The company, which runs steel plants in England and Wales, wants to secure a regulated apportionment agreement (RAA) to allow BSPS to operate without a sponsor. Without this, the company claims the ongoing costs of the scheme would make the UK business unviable.
The trustees of BSPS have also supported the idea of an RAA, arguing that a restructuring of member benefits would allow the £15bn scheme to remain sustainable without the need to enter into the Pension Protection Fund (PPF), the UK’s lifeboat fund for defined benefit pensions. However, the two parties need the agreement of the Pensions Regulator (TPR) before the RAA can be established.
Indian newspaper Economic Times and the Financial Times in the UK have both reported the £520m offer, although Tata Steel has not commented.
The trustees indicated that an agreement was still some way off.
In a statement, the BSPS trustee board said: “The trustees note the recent media coverage regarding the future of the British Steel Pension Scheme. The trustees, Tata Steel, and the various regulatory bodies are continuing to hold constructive discussions and it is too early to speculate on how these might conclude.

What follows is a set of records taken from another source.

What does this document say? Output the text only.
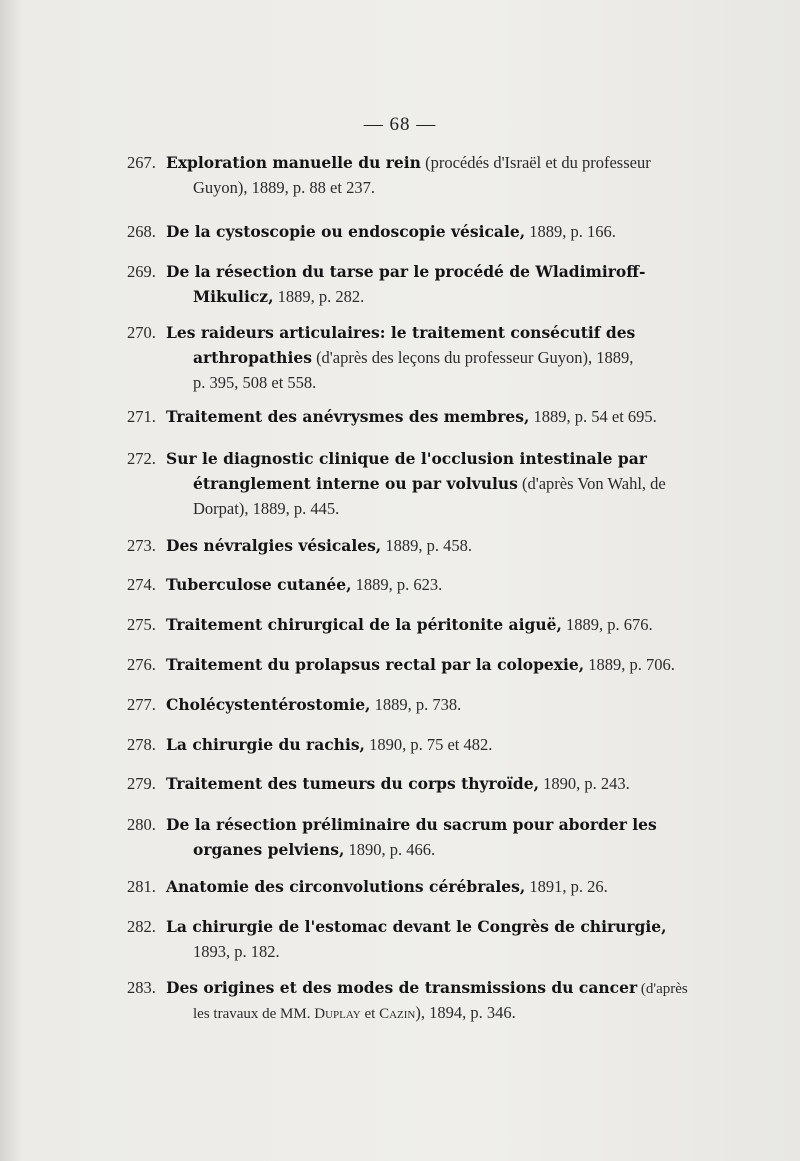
— 68 —
267. Exploration manuelle du rein (procédés d'Israël et du professeur
Guyon), 1889, p. 88 et 237.
268. De la cystoscopie ou endoscopie vésicale, 1889, p. 166.
269. De la résection du tarse par le procédé de Wladimiroff-
Mikulicz, 1889, p. 282.
270. Les raideurs articulaires: le traitement consécutif des
arthropathies (d'après des leçons du professeur Guyon), 1889,
p. 395, 508 et 558.
271. Traitement des anévrysmes des membres, 1889, p. 54 et 695.
272. Sur le diagnostic clinique de l'occlusion intestinale par
étranglement interne ou par volvulus (d'après Von Wahl, de
Dorpat), 1889, p. 445.
273. Des névralgies vésicales, 1889, p. 458.
274. Tuberculose cutanée, 1889, p. 623.
275. Traitement chirurgical de la péritonite aiguë, 1889, p. 676.
276. Traitement du prolapsus rectal par la colopexie, 1889, p. 706.
277. Cholécystentérostomie, 1889, p. 738.
278. La chirurgie du rachis, 1890, p. 75 et 482.
279. Traitement des tumeurs du corps thyroïde, 1890, p. 243.
280. De la résection préliminaire du sacrum pour aborder les
organes pelviens, 1890, p. 466.
281. Anatomie des circonvolutions cérébrales, 1891, p. 26.
282. La chirurgie de l'estomac devant le Congrès de chirurgie,
1893, p. 182.
283. Des origines et des modes de transmissions du cancer (d'après
les travaux de MM. Duplay et Cazin), 1894, p. 346.
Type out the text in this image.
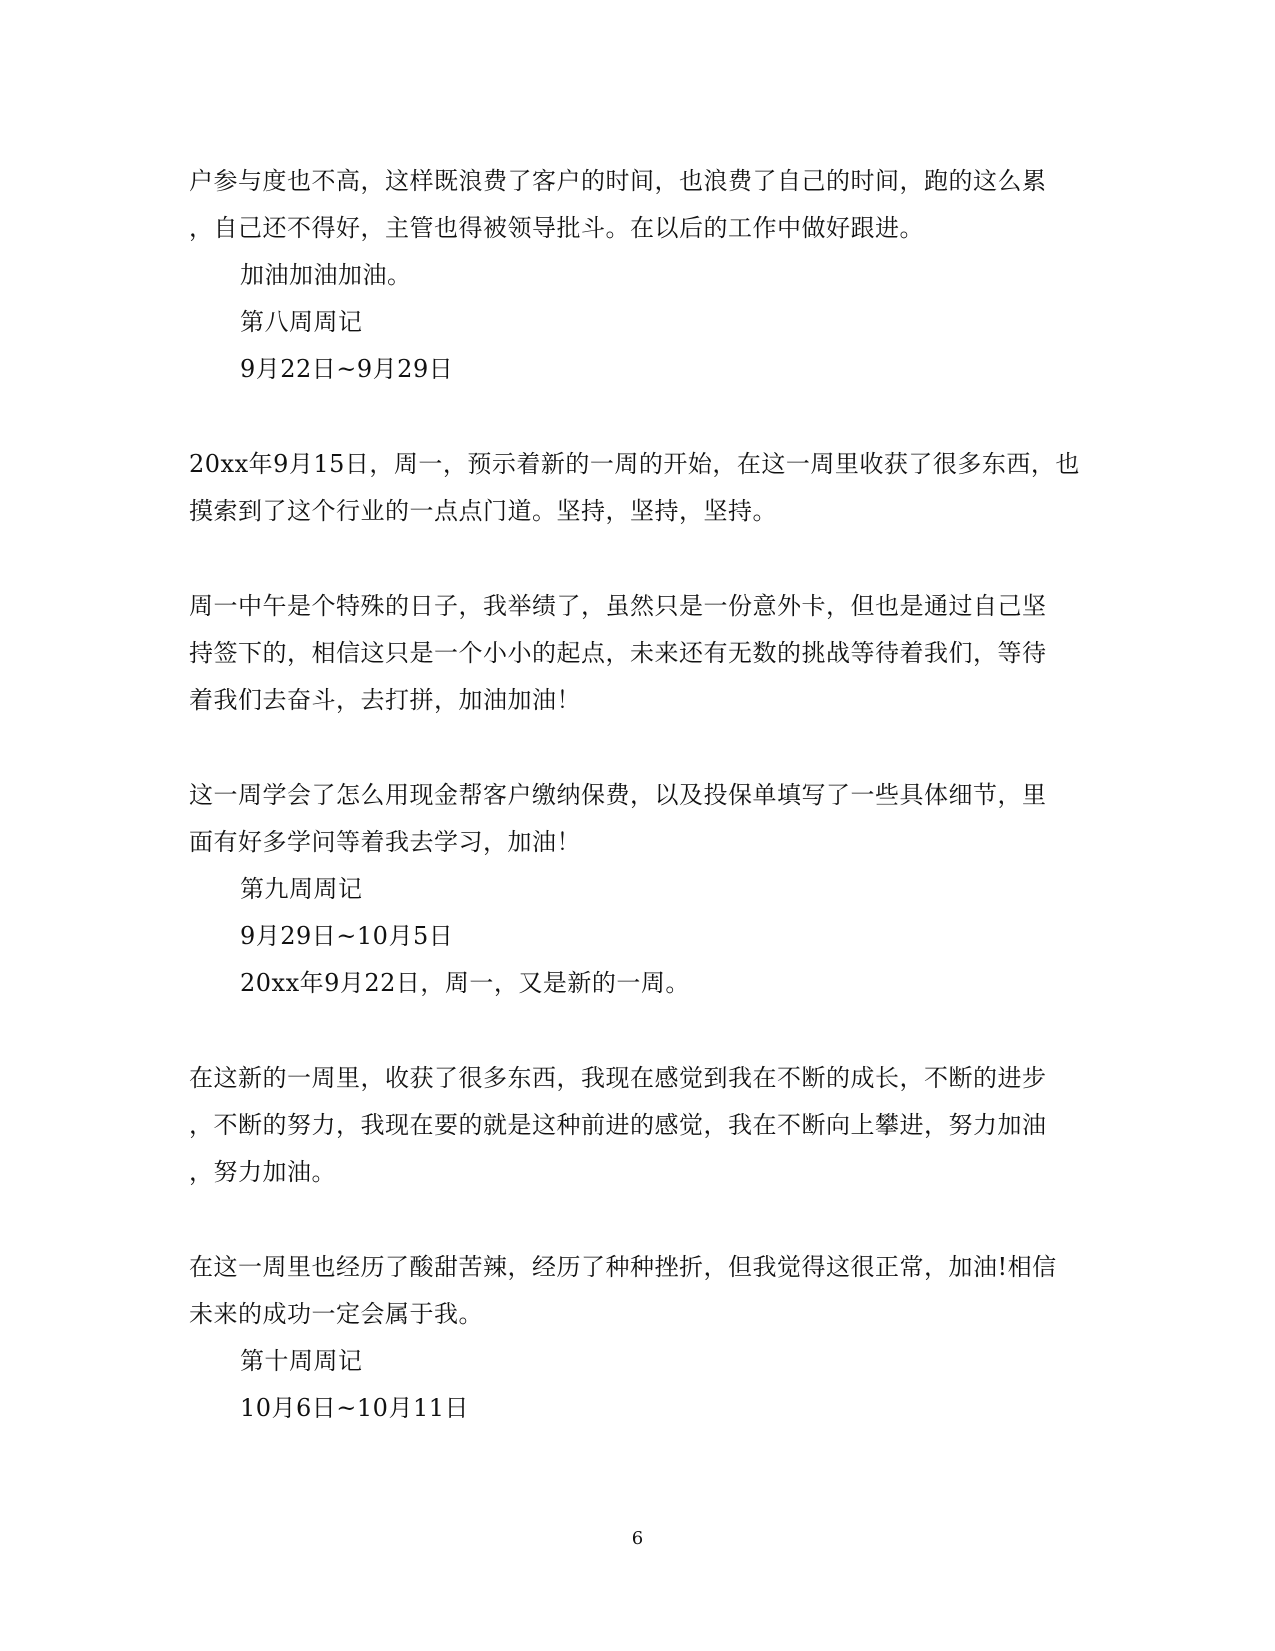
户参与度也不高，这样既浪费了客户的时间，也浪费了自己的时间，跑的这么累
，自己还不得好，主管也得被领导批斗。在以后的工作中做好跟进。
加油加油加油。
第八周周记
9月22日~9月29日
20xx年9月15日，周一，预示着新的一周的开始，在这一周里收获了很多东西，也
摸索到了这个行业的一点点门道。坚持，坚持，坚持。
周一中午是个特殊的日子，我举绩了，虽然只是一份意外卡，但也是通过自己坚
持签下的，相信这只是一个小小的起点，未来还有无数的挑战等待着我们，等待
着我们去奋斗，去打拼，加油加油！
这一周学会了怎么用现金帮客户缴纳保费，以及投保单填写了一些具体细节，里
面有好多学问等着我去学习，加油！
第九周周记
9月29日~10月5日
20xx年9月22日，周一，又是新的一周。
在这新的一周里，收获了很多东西，我现在感觉到我在不断的成长，不断的进步
，不断的努力，我现在要的就是这种前进的感觉，我在不断向上攀进，努力加油
，努力加油。
在这一周里也经历了酸甜苦辣，经历了种种挫折，但我觉得这很正常，加油!相信
未来的成功一定会属于我。
第十周周记
10月6日~10月11日
6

“The trustees remain committed to securing the best possible outcome for members and believe this would be achieved by allowing members to choose between staying in the BSPS (and so getting PPF compensation) and transferring to a new scheme that would provide modified benefits.
“For the vast majority of members and pensioners, the modified benefits provided by the new scheme would be better than PPF compensation. BSPS assets transferred to the new scheme would be used to provide the modified benefits with a high level of security and the possibility of progressive reinstatement of pension increases as and when circumstances allow.”
The Pensions Regulator said in a statement: “We continue to have discussions with the employer and the trustee about the future of the British Steel Pension Scheme. There are still significant issues to be resolved and we will consider all proposals carefully in light of their impact upon the 130,000 pension scheme members and PPF levy payers.”
A spokesperson for the PPF said: “Discussions between all relevant parties on the future of the British Steel Pension Scheme are continuing. The PPF is committed to working with all parties to find a solution that is in the best interest of our levy payers and the 11m people who are protected by us, including the members of the British Steel scheme. Members of the scheme can be reassured that we are there to protect them if required.”
In order to agree a deal with Tata Steel, the BSPS trustees would have to be satisfied that any cash settlement compensated for the removal of a guarantee held by the pension fund over Dutch assets.
Martin Hunter, principal at Punter Southall, said the guarantee would provide a “substantial boost” to the scheme if its sponsor were to file for bankruptcy.
“As precise details of the Dutch assets which are part of the guarantee are not in the public domain, it is not possible to accurately quantify the extent to which the British Steel Pension Scheme would expect its recovery to be improved through the guarantee,” Hunter said. “However, we would expect that the trustees will only be willing to give up this guarantee if the £520m being offered exceeds the recovery they would expect to be able to obtain from these assets through an insolvency process.”